I was on my own o. The way I usually am. I got a call from a firm Viva Naija friend, Priscilla Nwikpo. She is the host of BEN TV (Sky 182) show, The Woman. She graciously invited me to come be on the panel for yesterday’s show and I excitedly accepted! Turns out the show’s topic was on Daddy G.O Adeboye’s criteria for a successful marriage.
Usually, I try not to speak on shush matters. First of all, I am not particularly spirishua. Secondly, I know that Jesus and Mohammed matters get a lot of Nigerians into a tizzy so I try not to offend religious sensibilities gratuitously. Nonetheless, I felt that as long as I didn’t abuse anybody’s popsy, I would be able to successfully navigate these waters.
Uselessness In The Name of Tradition
Before going on air, the ladies had thought that perhaps the “Wife that cannot cook or pray for one hour, is that one wife?” would be the most inflammatory part, but as usual, Naija men had other goodies in store for us!
Of course, we discussed cooking and I maintained my stand that if a man cannot cook, then of course, searching for a partner who can cook was more of a priority. But if he can cook, then perhaps his priorities might be different.
Oooooh! The phones started ringing!!! One uncle mentioned Bible, Qur’an and tradition to justify his desire for a cook as a wife. I’m sure Sonpona, Sango, Jesus and Allah had not all sat together like that in a long time! Common food o. Na wa.

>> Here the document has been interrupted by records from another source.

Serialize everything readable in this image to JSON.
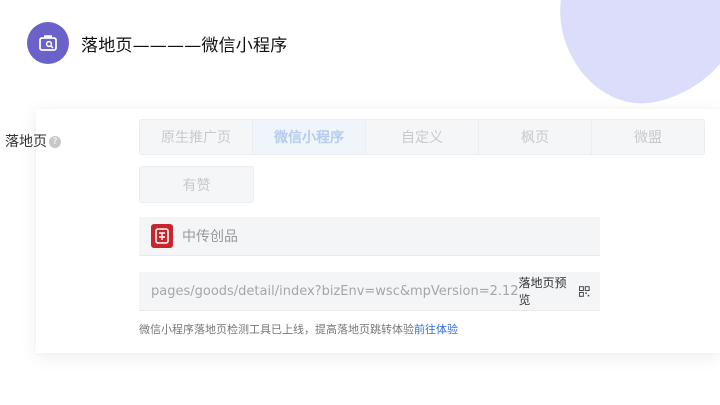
{
  "header": {
    "title": "落地页————微信小程序",
    "icon": "briefcase-search-icon",
    "accent": "#6a62c9"
  },
  "form": {
    "label": "落地页",
    "help_icon": "?"
  },
  "tabs": {
    "row1": [
      {
        "label": "原生推广页"
      },
      {
        "label": "微信小程序",
        "active": true
      },
      {
        "label": "自定义"
      },
      {
        "label": "枫页"
      },
      {
        "label": "微盟"
      }
    ],
    "row2": [
      {
        "label": "有赞"
      }
    ]
  },
  "shop": {
    "name": "中传创品",
    "logo_color": "#c9252c"
  },
  "path": {
    "value": "pages/goods/detail/index?bizEnv=wsc&mpVersion=2.12",
    "preview_label": "落地页预览",
    "preview_icon": "qrcode-icon"
  },
  "note": {
    "text": "微信小程序落地页检测工具已上线，提高落地页跳转体验",
    "link": "前往体验",
    "link_color": "#2f6fd6"
  }
}
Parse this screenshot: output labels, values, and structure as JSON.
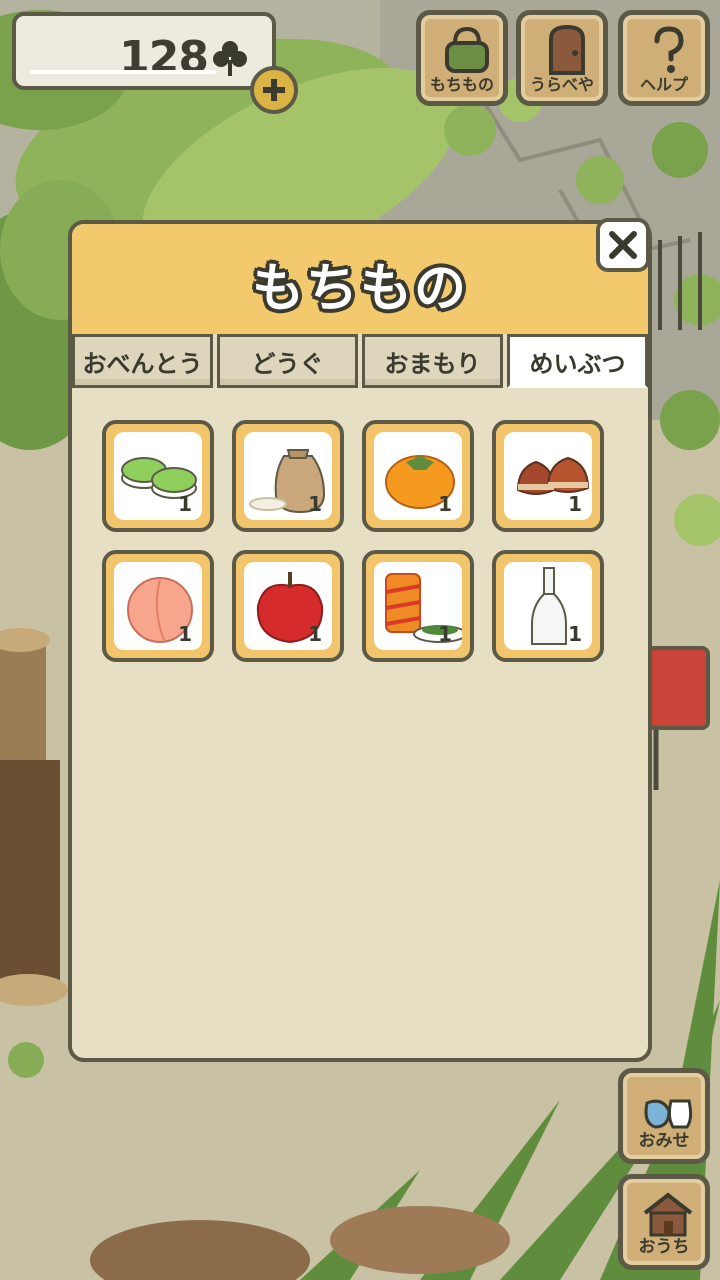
{
  "clover_counter": {
    "value": "128",
    "icon": "clover-icon",
    "add_icon": "plus-icon"
  },
  "top_menu": [
    {
      "label": "もちもの",
      "icon": "bag-icon"
    },
    {
      "label": "うらべや",
      "icon": "door-icon"
    },
    {
      "label": "ヘルプ",
      "icon": "question-icon"
    }
  ],
  "panel": {
    "title": "もちもの",
    "close_icon": "close-icon",
    "tabs": [
      {
        "label": "おべんとう",
        "active": false
      },
      {
        "label": "どうぐ",
        "active": false
      },
      {
        "label": "おまもり",
        "active": false
      },
      {
        "label": "めいぶつ",
        "active": true
      }
    ],
    "items": [
      {
        "icon": "green-mochi-icon",
        "quantity": "1"
      },
      {
        "icon": "rice-bag-icon",
        "quantity": "1"
      },
      {
        "icon": "persimmon-icon",
        "quantity": "1"
      },
      {
        "icon": "chestnut-icon",
        "quantity": "1"
      },
      {
        "icon": "peach-icon",
        "quantity": "1"
      },
      {
        "icon": "apple-icon",
        "quantity": "1"
      },
      {
        "icon": "tea-tin-icon",
        "quantity": "1"
      },
      {
        "icon": "glass-bottle-icon",
        "quantity": "1"
      }
    ]
  },
  "side_buttons": [
    {
      "label": "おみせ",
      "icon": "shop-icon"
    },
    {
      "label": "おうち",
      "icon": "house-icon"
    }
  ],
  "colors": {
    "outline": "#5c5a47",
    "panel_header": "#f3c96e",
    "panel_body": "#e7dfc4",
    "slot_frame": "#f2c56c",
    "wood_button": "#cfae78"
  }
}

These feckless fools took the matter personally o! One gentleman caller told me that men these days want a woman who will stick with them through thick and thin and show them unconditional love. I said “You might wanna talk to yo’ mama about that one!”. Turns out microphones pick stuff like that up. Who knew??
Nigerian Men Have Turned Nigerian Women to Dole Office!

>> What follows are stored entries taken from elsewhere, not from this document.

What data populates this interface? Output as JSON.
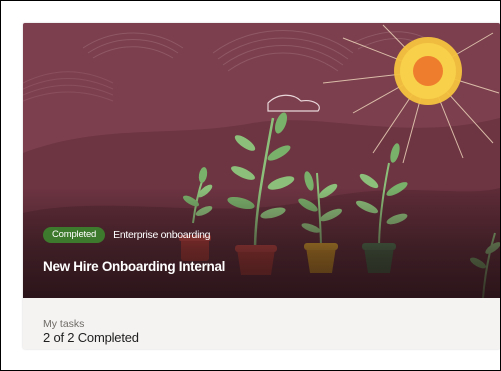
{
  "card": {
    "status_badge": "Completed",
    "category": "Enterprise onboarding",
    "title": "New Hire Onboarding Internal",
    "tasks_label": "My tasks",
    "tasks_value": "2 of 2 Completed"
  },
  "illustration": {
    "background_color": "#7b3f4d",
    "sun_color": "#f6c33e",
    "sun_core_color": "#ef7d2e",
    "leaf_color": "#8cc07a",
    "pot_colors": [
      "#b13a34",
      "#d59a1f",
      "#3f6a43",
      "#8b2e39"
    ]
  },
  "colors": {
    "badge_green": "#3e7a2d",
    "card_background": "#f4f3f2"
  }
}
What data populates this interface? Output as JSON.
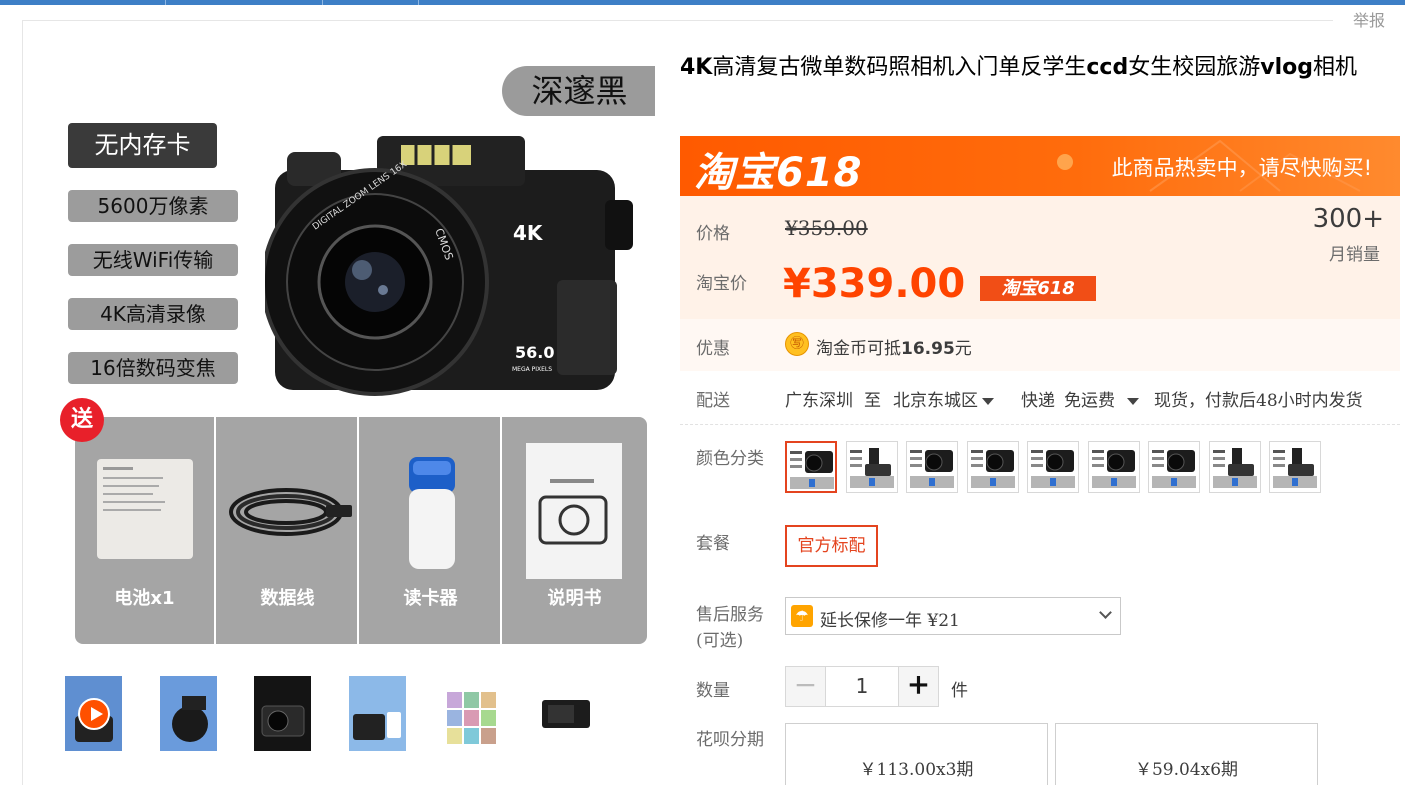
{
  "page": {
    "report_label": "举报"
  },
  "gallery": {
    "main_image": {
      "color_tag": "深邃黑",
      "features": [
        "无内存卡",
        "5600万像素",
        "无线WiFi传输",
        "4K高清录像",
        "16倍数码变焦"
      ],
      "camera_badge": "4K",
      "camera_lens_text": "DIGITAL ZOOM LENS 16X",
      "camera_side_text": "CMOS",
      "camera_pixels": "56.0",
      "camera_pixels_sub": "MEGA PIXELS",
      "gift_badge": "送",
      "accessories": [
        "电池x1",
        "数据线",
        "读卡器",
        "说明书"
      ]
    },
    "thumbnails": [
      {
        "kind": "video",
        "icon": "play-icon"
      },
      {
        "kind": "image"
      },
      {
        "kind": "image"
      },
      {
        "kind": "image"
      },
      {
        "kind": "image"
      },
      {
        "kind": "image"
      }
    ]
  },
  "product": {
    "title_parts": [
      {
        "text": "4K",
        "bold": true
      },
      {
        "text": "高清复古微单数码照相机入门单反学生",
        "bold": false
      },
      {
        "text": "ccd",
        "bold": true
      },
      {
        "text": "女生校园旅游",
        "bold": false
      },
      {
        "text": "vlog",
        "bold": true
      },
      {
        "text": "相机",
        "bold": false
      }
    ],
    "promo": {
      "logo": "淘宝618",
      "text": "此商品热卖中，请尽快购买!"
    },
    "price": {
      "label": "价格",
      "original": "¥359.00",
      "taobao_label": "淘宝价",
      "current": "¥339.00",
      "tag": "淘宝618"
    },
    "sales": {
      "count": "300+",
      "label": "月销量"
    },
    "discount": {
      "label": "优惠",
      "icon": "coin-icon",
      "icon_char": "㊢",
      "text_prefix": "淘金币可抵",
      "amount": "16.95",
      "unit": "元"
    },
    "shipping": {
      "label": "配送",
      "from": "广东深圳",
      "to_word": "至",
      "destination": "北京东城区",
      "method": "快递",
      "fee": "免运费",
      "availability": "现货，付款后48小时内发货"
    },
    "colors": {
      "label": "颜色分类",
      "count": 9,
      "selected_index": 0
    },
    "package": {
      "label": "套餐",
      "option": "官方标配"
    },
    "service": {
      "label_line1": "售后服务",
      "label_line2": "(可选)",
      "icon": "umbrella-icon",
      "selected": "延长保修一年 ¥21"
    },
    "quantity": {
      "label": "数量",
      "minus": "−",
      "value": "1",
      "plus": "+",
      "unit": "件"
    },
    "installment": {
      "label": "花呗分期",
      "options": [
        "￥113.00x3期",
        "￥59.04x6期"
      ]
    }
  },
  "colors_theme": {
    "accent": "#ff4400",
    "promo_orange": "#ff5a00",
    "price_bg": "#fff2e8",
    "selected_border": "#e4441f"
  }
}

After food preparations and the various gods involved, we started talking about Daddy G.O’s insistence that women not marry jobless men. I VERY INNOCENTLY said that I don’t understand why unemployed men would even be toasting. Like…if she agrees to go to dinner with you, how you wan do am? If, after dinner, una marry, pack enter house, how you wan do am? What of childbirth? Pampers don cost o!

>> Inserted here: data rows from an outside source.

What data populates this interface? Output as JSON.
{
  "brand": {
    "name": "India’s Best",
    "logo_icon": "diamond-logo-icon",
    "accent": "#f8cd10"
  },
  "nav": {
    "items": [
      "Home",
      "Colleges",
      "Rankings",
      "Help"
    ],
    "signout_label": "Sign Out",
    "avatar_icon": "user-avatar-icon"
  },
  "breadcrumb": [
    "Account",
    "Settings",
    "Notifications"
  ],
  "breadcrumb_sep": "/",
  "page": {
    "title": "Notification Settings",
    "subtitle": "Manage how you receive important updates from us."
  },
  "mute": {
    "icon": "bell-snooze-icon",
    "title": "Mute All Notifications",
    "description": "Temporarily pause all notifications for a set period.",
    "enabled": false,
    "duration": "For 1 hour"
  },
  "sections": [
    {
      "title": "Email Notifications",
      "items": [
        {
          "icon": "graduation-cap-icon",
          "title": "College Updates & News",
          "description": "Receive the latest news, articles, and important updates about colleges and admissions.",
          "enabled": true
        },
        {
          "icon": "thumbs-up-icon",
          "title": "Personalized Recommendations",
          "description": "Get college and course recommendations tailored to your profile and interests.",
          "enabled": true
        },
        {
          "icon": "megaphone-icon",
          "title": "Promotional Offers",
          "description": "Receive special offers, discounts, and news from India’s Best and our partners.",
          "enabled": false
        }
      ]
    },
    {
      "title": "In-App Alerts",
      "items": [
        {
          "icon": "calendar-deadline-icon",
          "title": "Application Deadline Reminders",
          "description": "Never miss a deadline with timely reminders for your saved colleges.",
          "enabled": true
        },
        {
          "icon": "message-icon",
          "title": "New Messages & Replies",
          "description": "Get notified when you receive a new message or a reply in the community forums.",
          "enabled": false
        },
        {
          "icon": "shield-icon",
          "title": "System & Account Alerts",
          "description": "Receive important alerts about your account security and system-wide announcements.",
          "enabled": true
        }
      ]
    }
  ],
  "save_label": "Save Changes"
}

Also, and on a more serious note, unemployment and reliance on a woman does damaging things for a man’s ego. Certainly, it has affected me in the past, so I can only imagine how a man might feel. Surely this isn’t rocket science? Ain’t no romance without finance?
I. Was. Wrong. Chei, the calls started flying in thick and fast. Grown men frothing at the mouth as they tried to make “The lady in red” (my fine ass) understand that their lack of a job did not stop them from being eligible or being treated as the demi-gods they were. One even told me that I was fronting because I was still young. That by the time I was 40 or 50, I would be begging these same men to come marry me.
Wait fess, lemme understand this: ladies, are you ouchea (out here) endorsing this nonsense?? Are there grown men sitting on your couches, using your credit to call into WOMEN’S TALK SHOWS???? Justifying their joblessness?? Are you responsible for this? Have you got an overgrown baby at your house? Stop breastfeeding the fool! Because it is bad behaviour o!
The Woman on BEN TV (Sky Channel 182)
The show airs every Thursday at 8pm. If you are online, you can stream live at www.bentelevision.com at the same time.
Contrary to the gender of the majority of the callers, the show is called The Woman. Oh, and Priscilla Nwikpo is the consummate professional who keeps the group of women in check. This is akin to teaching ants how to do Irish Dancing. Difficult, but worth it for the entertainment value.
Usually, she is usually flanked by two gaaawjus chicas, Ekanem Robertson and Bola Latinwo. The trifecta take issues affecting women and discuss it to the fullest. It’s always lush. You should watch. Seriously. I’m not always on there so the men are not usually in a flap.